New Orleanians know how to party, and New Year’s Eve is a party squared. Jackson Square is the center of the fun and excitement with live entertainment kicking up several hours before midnight when the fleur de lis drops from the roof of Jax Brewery.

Following the drop is a spectacular, 15-minute fireworks display launched skyward from twin barges anchored in mid-river. Then it’s time to head over to Bourbon Street or Frenchmen Street for a lively bar or rockin’ music club.

There are plenty of activities to keep revelers well-fed and well-lubricated on New Year’s Eve:

• The Steamboat Natchez offers a cruise from 10 p.m. to 12:30 a.m. with holiday food, a dance band and the best seat in town for the fireworks. Call for price, Toulouse Street Wharf, (504) 569-1401,

• The Riverview Room in Jax Brewery has a black tie buffet, champagne, music by the Top Cats and magnificent views of the fireworks as well. $165/person, 600 Decatur St., (504) 525-3000 or (888) 236-8260,

• A NOLA New Year’s Eve, sponsored by the Crescent City Countdown Club, takes place on Decatur Street in front of Jackson Square with a live simulcast choreographed to New Orleans music. Free, (985) 630-4604,

• Big Night New Orleans is the latest of the Big Night events held throughout the country — others are in Baltimore, Washington, D.C., San Diego and Miami — at the Hyatt Regency. Starting at 9 p.m., it boasts open bars all night, food buffets, multiple dance floors, 10 bands and DJs, balloon drop and midnight toast.
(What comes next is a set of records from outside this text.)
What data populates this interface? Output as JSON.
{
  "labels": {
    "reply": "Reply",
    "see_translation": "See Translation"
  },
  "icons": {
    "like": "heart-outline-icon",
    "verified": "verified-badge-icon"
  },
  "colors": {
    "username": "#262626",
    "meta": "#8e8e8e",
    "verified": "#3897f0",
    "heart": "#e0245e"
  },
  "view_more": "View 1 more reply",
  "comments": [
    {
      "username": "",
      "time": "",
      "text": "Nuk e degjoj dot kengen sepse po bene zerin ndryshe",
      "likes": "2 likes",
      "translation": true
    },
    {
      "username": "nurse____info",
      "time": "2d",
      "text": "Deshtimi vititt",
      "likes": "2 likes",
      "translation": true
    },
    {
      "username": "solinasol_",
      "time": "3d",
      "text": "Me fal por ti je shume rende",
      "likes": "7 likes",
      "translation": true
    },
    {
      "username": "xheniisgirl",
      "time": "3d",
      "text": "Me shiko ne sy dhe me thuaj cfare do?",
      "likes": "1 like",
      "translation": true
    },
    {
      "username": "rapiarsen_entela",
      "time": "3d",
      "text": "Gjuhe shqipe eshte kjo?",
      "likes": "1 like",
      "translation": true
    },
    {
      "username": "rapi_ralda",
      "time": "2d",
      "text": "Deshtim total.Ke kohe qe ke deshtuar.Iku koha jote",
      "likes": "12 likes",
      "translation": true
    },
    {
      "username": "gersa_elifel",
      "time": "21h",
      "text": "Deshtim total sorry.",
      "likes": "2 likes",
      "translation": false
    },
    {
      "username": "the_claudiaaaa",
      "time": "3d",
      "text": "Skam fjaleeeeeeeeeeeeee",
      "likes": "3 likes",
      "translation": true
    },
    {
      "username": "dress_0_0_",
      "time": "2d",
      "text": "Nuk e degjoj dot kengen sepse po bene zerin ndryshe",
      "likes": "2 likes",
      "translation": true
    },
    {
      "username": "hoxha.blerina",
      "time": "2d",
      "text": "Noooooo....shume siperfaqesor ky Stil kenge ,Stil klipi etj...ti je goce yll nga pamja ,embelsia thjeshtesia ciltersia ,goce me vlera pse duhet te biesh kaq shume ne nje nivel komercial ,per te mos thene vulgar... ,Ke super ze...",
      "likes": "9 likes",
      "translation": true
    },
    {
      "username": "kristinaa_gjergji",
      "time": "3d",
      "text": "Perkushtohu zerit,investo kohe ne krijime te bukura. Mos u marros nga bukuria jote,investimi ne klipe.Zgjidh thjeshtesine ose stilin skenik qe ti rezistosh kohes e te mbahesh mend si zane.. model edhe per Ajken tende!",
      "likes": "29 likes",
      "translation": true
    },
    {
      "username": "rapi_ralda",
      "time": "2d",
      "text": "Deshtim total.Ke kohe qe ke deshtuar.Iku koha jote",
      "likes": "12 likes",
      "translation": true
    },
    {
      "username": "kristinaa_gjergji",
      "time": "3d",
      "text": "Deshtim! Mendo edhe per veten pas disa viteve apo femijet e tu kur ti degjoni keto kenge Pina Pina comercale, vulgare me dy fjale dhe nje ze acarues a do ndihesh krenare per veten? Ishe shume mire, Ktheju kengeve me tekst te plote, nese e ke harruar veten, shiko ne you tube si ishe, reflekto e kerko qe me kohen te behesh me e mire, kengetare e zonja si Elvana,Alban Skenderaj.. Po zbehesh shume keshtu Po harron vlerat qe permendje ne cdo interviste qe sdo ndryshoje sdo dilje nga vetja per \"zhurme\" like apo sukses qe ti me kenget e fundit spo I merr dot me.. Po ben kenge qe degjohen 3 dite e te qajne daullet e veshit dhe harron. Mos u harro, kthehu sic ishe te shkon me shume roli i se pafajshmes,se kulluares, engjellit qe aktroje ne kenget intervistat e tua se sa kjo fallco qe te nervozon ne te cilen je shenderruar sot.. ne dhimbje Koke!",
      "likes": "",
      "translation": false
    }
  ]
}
Tickets start at $99.99, but are expected to increase; groups are discounted.


Derived from the French word for “awakening,” reveillon is a meal served after midnight Mass on Christmas Eve as well as on New Year’s Eve.

Most restaurants offer reveillon menus consisting of old New Orleans favorites such as turtle soup, French onion soup or gumbo, every kind of seafood, smoked or fried duck, mirliton casserole, les haricots verts, pork tenderloin, beef sirloin or rib eye, daube glace and pate de foie gras followed by bananas Foster, eggnog crème brulee, sweet potato bread pudding with pecan praline sauce and, of course, good, strong café au lait.

Prices range from about $40 to about $85 a person; contact your favorite restaurant to make reservations early.

Here are just a smattering of restaurants offering reveillon dinners.

• American Sector (946 Magazine St., (504) 528-1949) has shrimp remoulade.

• Antoine’s (713 St. Louis St., (504) 581-4422 offers crawfish bisque.

• Arnaud’s (813 Rue Bienville St., (504) 523-5433) has Rock Cornish hen.

• Bombay Club (830 Conti St., (504) 586-0972), has salmon with cranberry rice.

• Gumbo Shop (630 St. Peter St., (504) 525-1486), ends with café brûlot.

• Muriel’s Jackson Square (801 Chartres St., (504) 568-1885), includes oyster chowder.

• Rib Room (621 St. Louis St., (504) 529-5333) has a fabled dessert cart.

• Tujague’s Restaurant (823 Decatur St., (504) 525-8676), is famous for its brisket.

For more, go to French Quarter Festivals,


Children are not forgotten on New Year’s Eve. The Louisiana Children’s Museum, 420 Julia St., hosts its annual Countdown to Noon — a festive celebration featuring games and entertainment with the Count from Sesame Street.

There are also balloon and confetti drops, a soda-pop toast, festive hats and noisemakers.

Tickets are $10 ($5 for museum members), time is 9:30 a.m. to 2:30 p.m. with the Lagniappe Brass Band starting at 11 a.m. Phone (504) 523-1357,

Audubon Zoo hosts a “Noon Years Eve” celebration from 10:30 a.m. to 12:30 p.m., with Super Stars music starting at 10 a.m. This event features games and prizes, jugglers, clowns, magicians and a jump rope exhibition, distribution of party hats, noisemakers and a countdown with non-alcoholic drinks.

The celebration is free with zoo admission and free for members. The zoo is at 6500 Magazine St., (800) 774-7394,

Take your vitamins, save some energy and stretch that liver: Coming up is the Sugar Bowl pitting the Louisville Cardinals against the Florida Gators on Jan. 2 in the Superdome.

The Joan of Arc Parade ends at her statue on Decatur and St. Philip Jan. 6 — which is also Twelfth Night, the start of the Mardi Gras season.